Three steps to specifying a system

  1. The type, size, or number of bins you have

If there is material in a bin, tank, or hopper— there is a sensor to measure it. Begin designing your system by creating a list of the vessels, their dimensions, the type of material stored inside, and any existing equipment installed or used on the bin like a temperature cable, ladder, or sweep. This ensures the sensor can be matched to its job. Nuances such as access to, or structure in, the vessel may also be contributing factors to sensor specification.

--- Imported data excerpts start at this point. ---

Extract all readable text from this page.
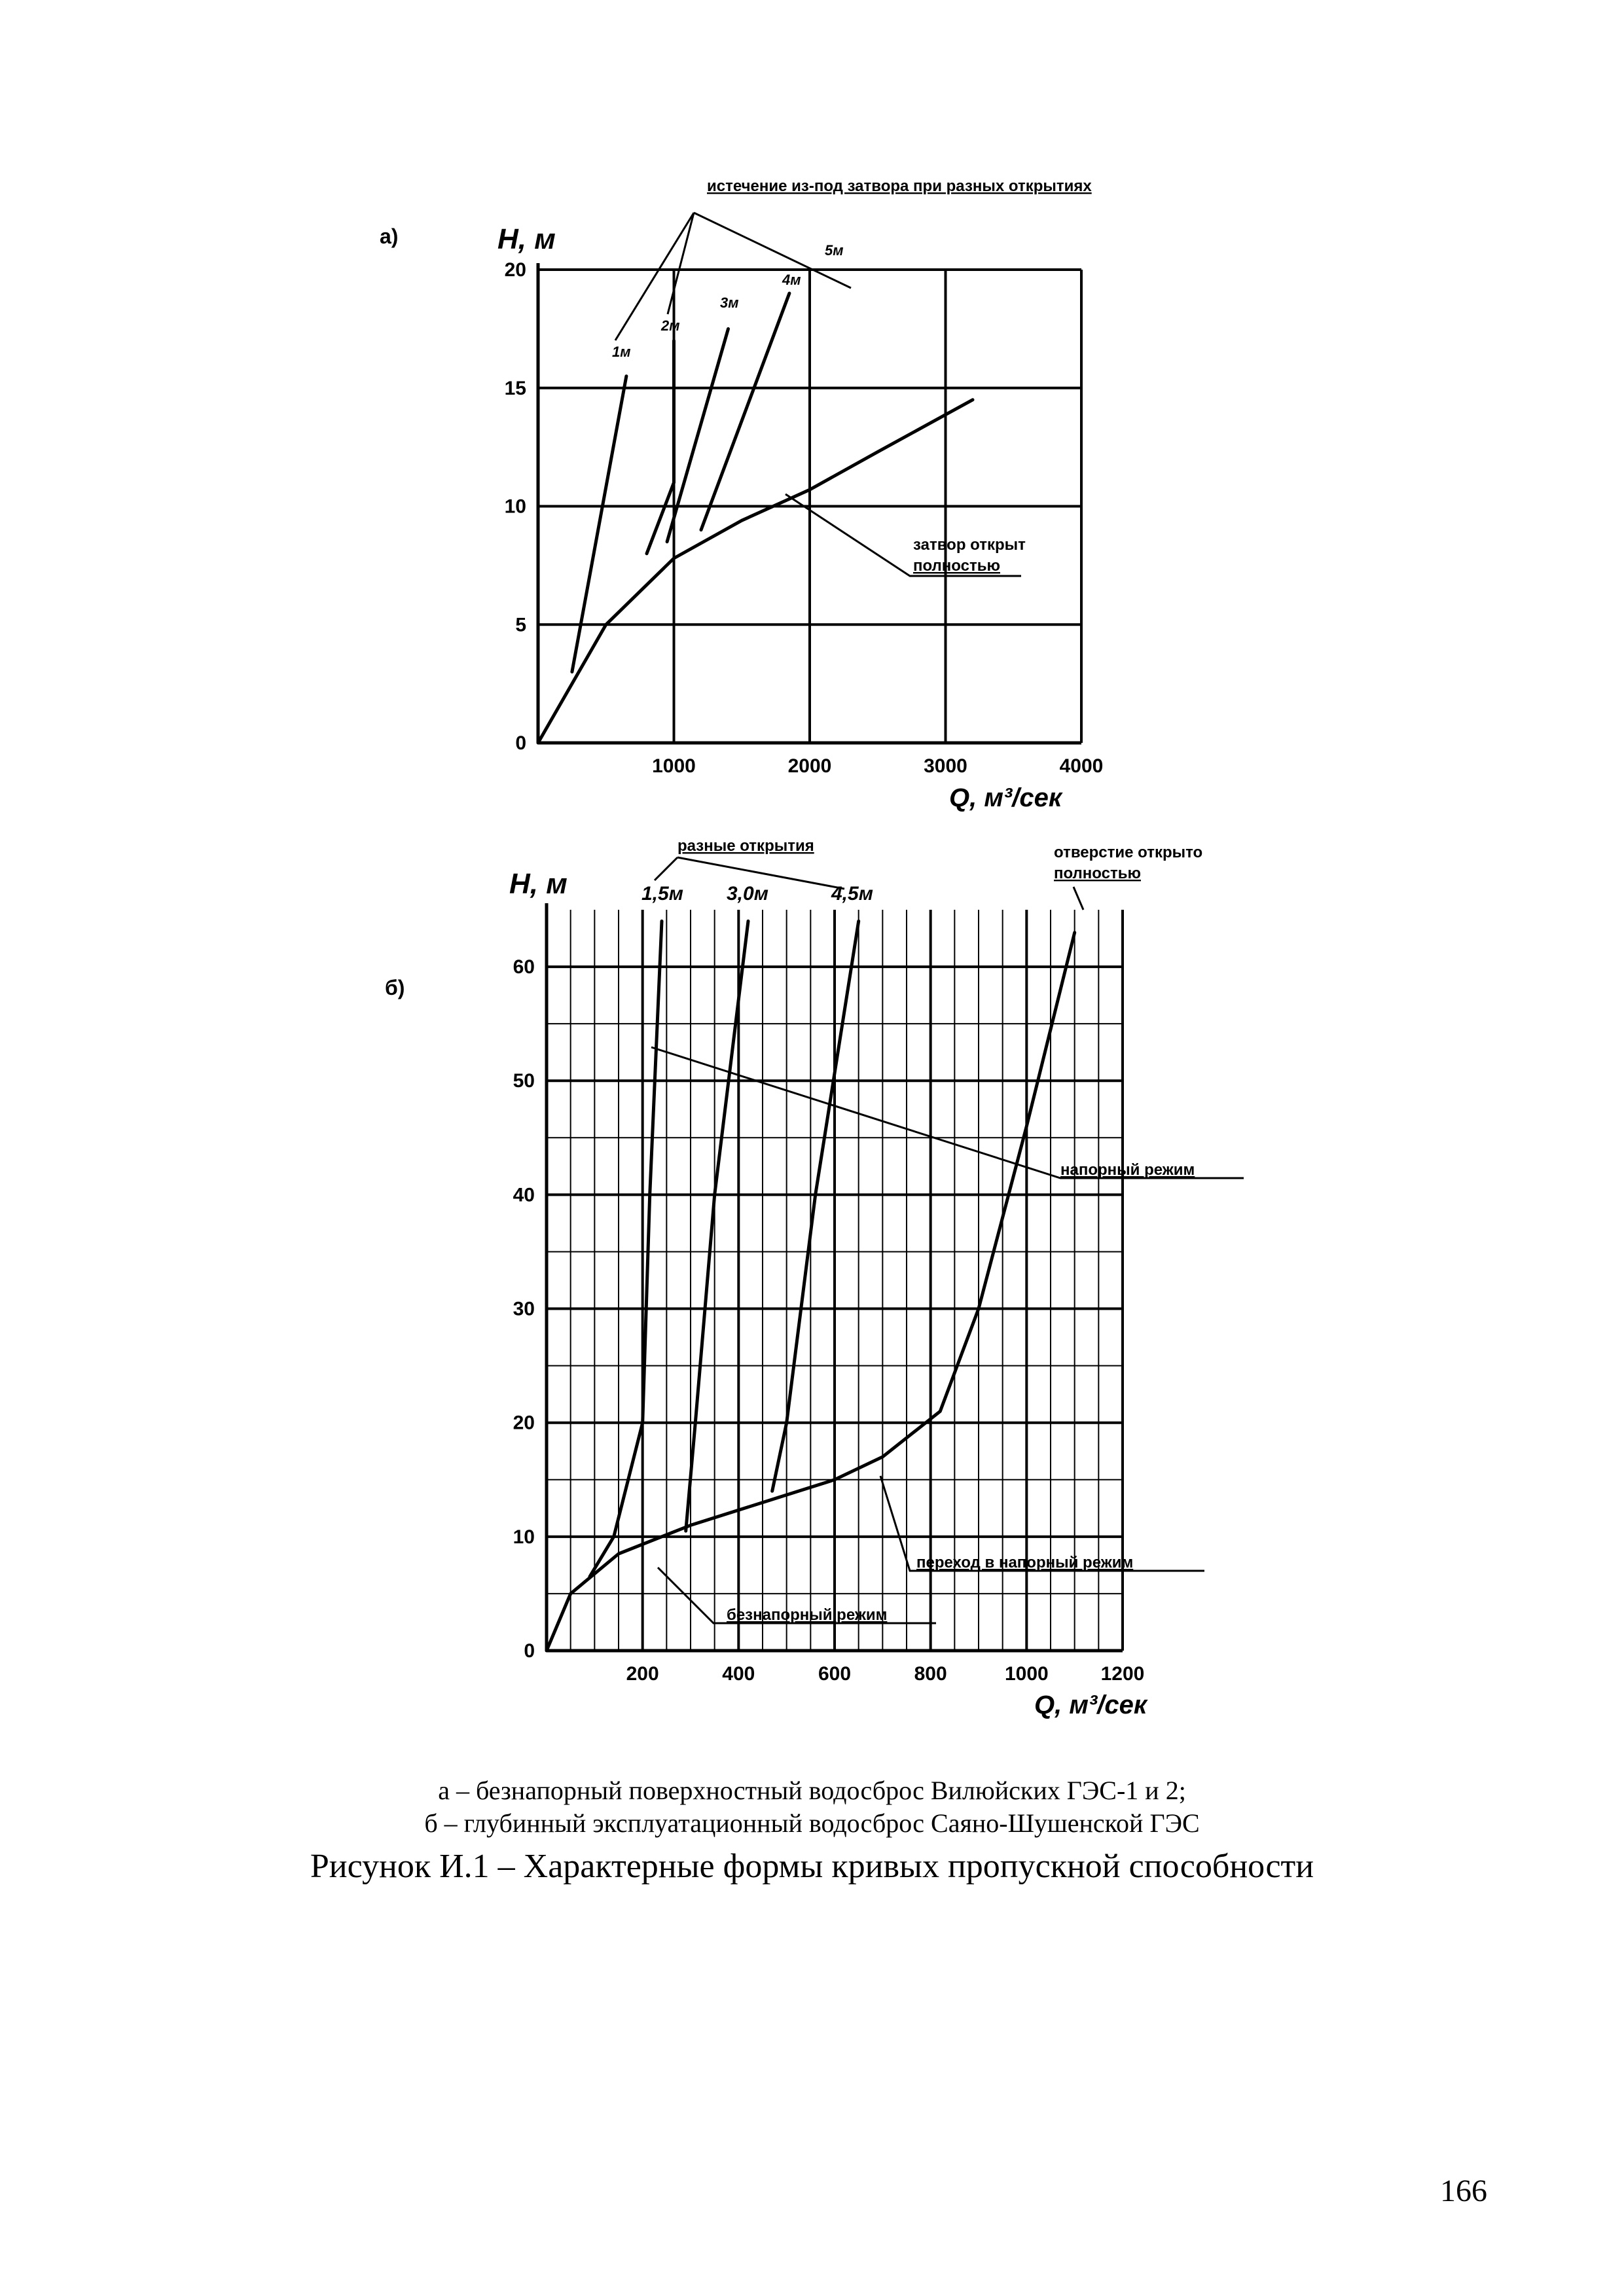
а)	H, м
Q, м³/сек
1000	2000	3000	4000
0
5
10
15
20
истечение из-под затвора при разных открытиях
1м
2м
3м
4м
5м
затвор открыт полностью
б)
H, м
Q, м³/сек
200	400	600	800	1000	1200
0
10
20
30
40
50
60
разные открытия
1,5м 3,0м	4,5м
отверстие открыто полностью
напорный режим
переход в напорный режим
безнапорный режим
а – безнапорный поверхностный водосброс Вилюйских ГЭС-1 и 2;
б – глубинный эксплуатационный водосброс Саяно-Шушенской ГЭС
Рисунок И.1 – Характерные формы кривых пропускной способности
166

Also, note if the bins are grouped in any way by location. Bins grouped together physically can be addressed with wiring configurations such as daisy-chaining, which can save on wiring costs. Bins distanced further from power can be good candidates for battery-operated sensors and wireless devices.  An inventory management system can be used across multiple plants or corporately for hundreds of silos.

Dryers, day bins, and fuel and chemical tanks are also excellent candidates for level sensors and inventory monitoring. They can be easily added to the same system as bins.

  1. How frequently do you need measurements updated?

Consider if you want measurements updated constantly or if readings at intervals throughout the day will suffice. Continuous-level sensors do as their name implies, they update continuously and in real-time. Readings taken at preset time intervals or on-demand may also work for your plant. Technologies such as radar update in just seconds; while the wireless laser is best for intervals every hour or 3 or 4 times a day to conserve battery life. A SmartBob can be programmed at set time intervals such as marking the beginning or end of a shift. Bobs also can take a measurement on demand with the push of a button or set it every couple of hours.

  1. Where people see the data

From a communications standpoint, determine where people need to access the data. Solutions can be designed to offer visibility from a control room, office, remote location such as corporate headquarters, or from home. SaaS offers the option to log in to view inventory anywhere you have an internet connection.

Another common device to provide convenience in the plant is a control console or digital panel meter. These can be installed for walk-up or drive-up access, indoors or outdoors. For example, a driver delivering grain should check the bin level before they start filling it. They can confirm the entire load will fit into the bin and prevent the risk of overfilling. These push-button devices are easy to use and can be used for view-only access to data on the plant floor.